Study design: Literature review of 24 studies published through June 2018, comprising 1,956 patients (959 CRSwNP, 516 CRSsNP).
Setting: PubMed database.
Synopsis: The more sophisticated the olfactory test, the higher the percentage of impairment: Studies that used more than one modality showed impairment rates from 72% to 100%. The main distinguishing factor for a positive outcome in these studies was the presence of polyps, revision versus primary surgery, or anosmia versus hyposmia preoperatively. Of the 11 studies that described the grouped results of CRSwNP and CRSsNP, only four saw an improvement in olfaction in both groups, while seven reported improvement only in the CRSwNP group.

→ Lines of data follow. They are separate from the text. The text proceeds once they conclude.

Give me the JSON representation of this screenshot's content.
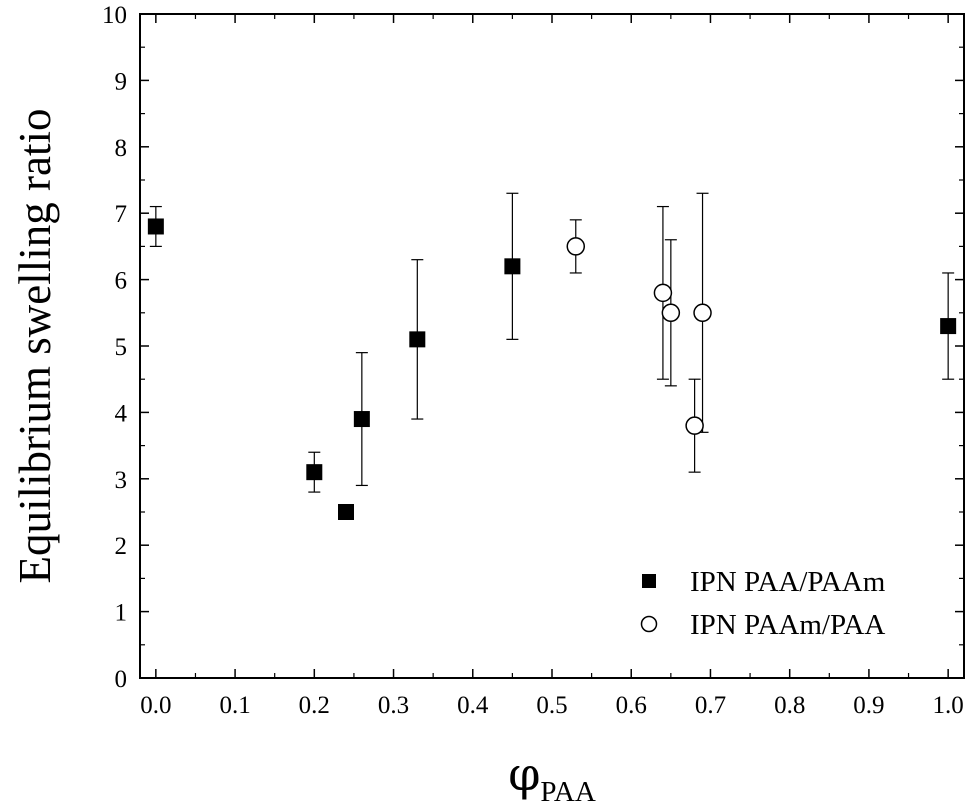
{
  "chart_data": {
    "type": "scatter",
    "title": "",
    "xlabel": "φ",
    "xlabel_subscript": "PAA",
    "ylabel": "Equilibrium swelling ratio",
    "xlim": [
      -0.02,
      1.02
    ],
    "ylim": [
      0,
      10
    ],
    "x_ticks": [
      "0.0",
      "0.1",
      "0.2",
      "0.3",
      "0.4",
      "0.5",
      "0.6",
      "0.7",
      "0.8",
      "0.9",
      "1.0"
    ],
    "y_ticks": [
      "0",
      "1",
      "2",
      "3",
      "4",
      "5",
      "6",
      "7",
      "8",
      "9",
      "10"
    ],
    "grid": false,
    "legend_position": "bottom-right",
    "series": [
      {
        "name": "IPN PAA/PAAm",
        "marker": "filled-square",
        "color": "#000000",
        "points": [
          {
            "x": 0.0,
            "y": 6.8,
            "err_low": 6.5,
            "err_high": 7.1
          },
          {
            "x": 0.2,
            "y": 3.1,
            "err_low": 2.8,
            "err_high": 3.4
          },
          {
            "x": 0.24,
            "y": 2.5
          },
          {
            "x": 0.26,
            "y": 3.9,
            "err_low": 2.9,
            "err_high": 4.9
          },
          {
            "x": 0.33,
            "y": 5.1,
            "err_low": 3.9,
            "err_high": 6.3
          },
          {
            "x": 0.45,
            "y": 6.2,
            "err_low": 5.1,
            "err_high": 7.3
          },
          {
            "x": 1.0,
            "y": 5.3,
            "err_low": 4.5,
            "err_high": 6.1
          }
        ]
      },
      {
        "name": "IPN PAAm/PAA",
        "marker": "open-circle",
        "color": "#000000",
        "points": [
          {
            "x": 0.53,
            "y": 6.5,
            "err_low": 6.1,
            "err_high": 6.9
          },
          {
            "x": 0.64,
            "y": 5.8,
            "err_low": 4.5,
            "err_high": 7.1
          },
          {
            "x": 0.65,
            "y": 5.5,
            "err_low": 4.4,
            "err_high": 6.6
          },
          {
            "x": 0.68,
            "y": 3.8,
            "err_low": 3.1,
            "err_high": 4.5
          },
          {
            "x": 0.69,
            "y": 5.5,
            "err_low": 3.7,
            "err_high": 7.3
          }
        ]
      }
    ]
  }
}
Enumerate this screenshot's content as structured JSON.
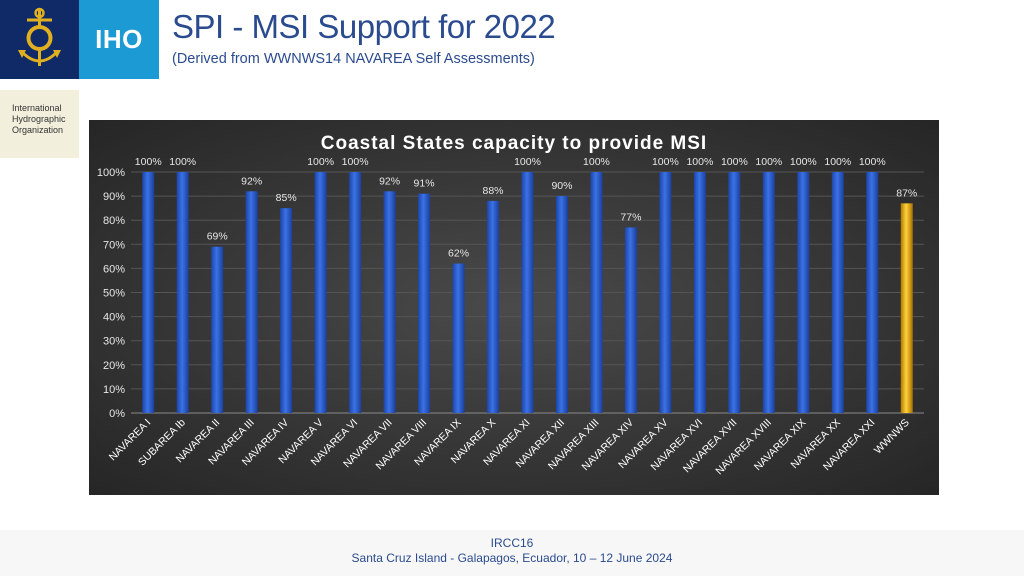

In three studies, previous surgery was not associated with a reduced outcome in olfaction recovery; in one, revision surgery showed a trend of improved outcome compared to the first surgery. Anosmia presence led to an improvement in sense of smell after surgery. In studies describing short-term results, a significant improvement in test scores for olfaction was described after only two or four weeks. In patients with CRSwNP, a continual improvement over time was traced until six months after surgery. Patients that showed olfaction improvement after surgery range from 19% to 74%. Olfaction deterioration was likely in 0% to 10% of patients.
Citation: Haxel BR. Recovery of olfaction after sinus surgery for chronic rhinosinusitis: a review. Laryngoscope. 2019;129:1053-1059.